On one front, people talk like this 1-2% move in two days is significant and mention all these huge reasons having to do with furloughs and rate cuts and balanced budgets. In the backdrop, you have all of these fund managers making their year-end statements appear as if they had all winners and few losers. Amid all of this we have the technology stocks, hands-down until October the best performers of the year, now getting pounded as short-termers take profits (or losses) to go to the next 24-hour ride, confident their constant jumping about will result in long term outperformance (a confidence Fools, of course, do not share).
It could be said that the possibility of a rate-cut is constantly being priced into and out of the market.

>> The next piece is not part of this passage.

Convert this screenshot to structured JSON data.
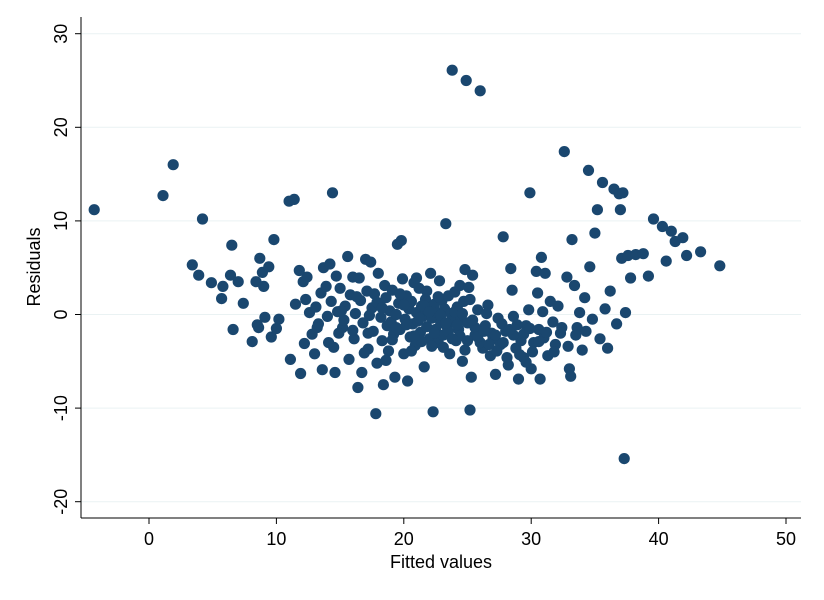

Monday it was out. Tuesday in. Wednesday out. And so on. In this scenario, the forward-looking market is taking anything as a potential sign for what will happen next and hence, always overreacting, moving the other way when the first bit of contrary data comes out. It could also be said that this is just a rationalization pasted on an inherently random thing. Many times when the Dow is down 9 points and someone attributes it to a Federal Reserve Governor having had a black cat cross his path, we know to be suspicious.
"So why did the "market" go down?" people still ask, nervous as the aforementioned cat. "It went down less than 2%," a Fool answers back. "Don't sweat it." When I give that answer I know that turns people right off. They want a convenient explanation -- they want me to blame it on Bill Clinton, or the government, or Jeff Vinik, or FMR Inc. They do NOT want to hear me say the movement is actually minimal if viewed to scale.
Here in the Evening News if I said, "The market did not really move if you measure it right, and even if it did, it did not do it for any reason that can be known," we would probably not sell a lot of copies here at Fool Press. So, like many things in Fooldom, we straddle a fence. On one hand we say that the noise is so much "sound and fury, signifying nothing" -- on the other hand we celebrate it in the Market News section, competing with CNBC for the most superficial rendering of the market's doing. So if I err on one side or another -- forgive me. I "know not what [I] do."